Why it matters: Debit cards are America's most prevalent payment method, used more than twice as much as credit cards.
- This case could result in the market being opened up for more players, depending on what remedy DOJ seeks.
By the numbers: DOJ alleges that Visa controls over 60% of debit transactions, helping it earn over $7 billion in fees each year.
- Using that ubiquity as leverage, DOJ claims that Visa effectively forced merchants to send almost all of their payments through its network, by imposing "large disloyalty penalties" should they fail to hit certain volumes.
- That discouraged the use of cheaper and smaller competitors.

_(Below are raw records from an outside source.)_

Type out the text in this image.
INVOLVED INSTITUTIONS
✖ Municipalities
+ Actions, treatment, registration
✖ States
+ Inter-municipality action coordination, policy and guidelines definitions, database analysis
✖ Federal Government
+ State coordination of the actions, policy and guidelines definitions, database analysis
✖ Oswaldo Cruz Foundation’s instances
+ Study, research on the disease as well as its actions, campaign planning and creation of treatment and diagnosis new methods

- Visa also allegedly kneecapped the ambitions of tech rivals like Apple, PayPal and Square, by entering into agreements for the secret purpose of slowing or stopping their development.
- For example, a Visa exec allegedly said: "We've got Square on a short leash and our deal structure was meant to protect against disintermediation."
What they're saying: "Visa's systematic efforts to limit competition for debit transactions have resulted in billions of dollars in additional fees imposed on American consumers and businesses," DOJ said in a press release.
- "This lawsuit is meritless, and we will defend ourselves vigorously," Visa General Counsel Julie Rottenberg said in a statement. Shares of the company were down 4% in mid-day trading.
What's next: The department is asking that Visa be blocked from using pricing and contracts that discourage the use of a competitor.
- It is also asking that Visa no longer be alowed to mention its rivals, explicitly or implicitly, in contracts.
Context: In 2021, DOJ sued to block Visa's $5.3 billion acquisition of Plaid, a startup whose technology threatened to eat into its all-important cards business.
- The deal fell apart two months later. But Visa didn't give up — it later bought Europe-based Tink and began its own foray into the market that could eventually cannibalize its own card business.
What we're watching: How this could impact Capital One's deal to acquire Visa competitor Discover. Capital One plans to move all of its debit business onto Discover's Pulse network, should the deal go though.
This story has been updated with comment from Visa.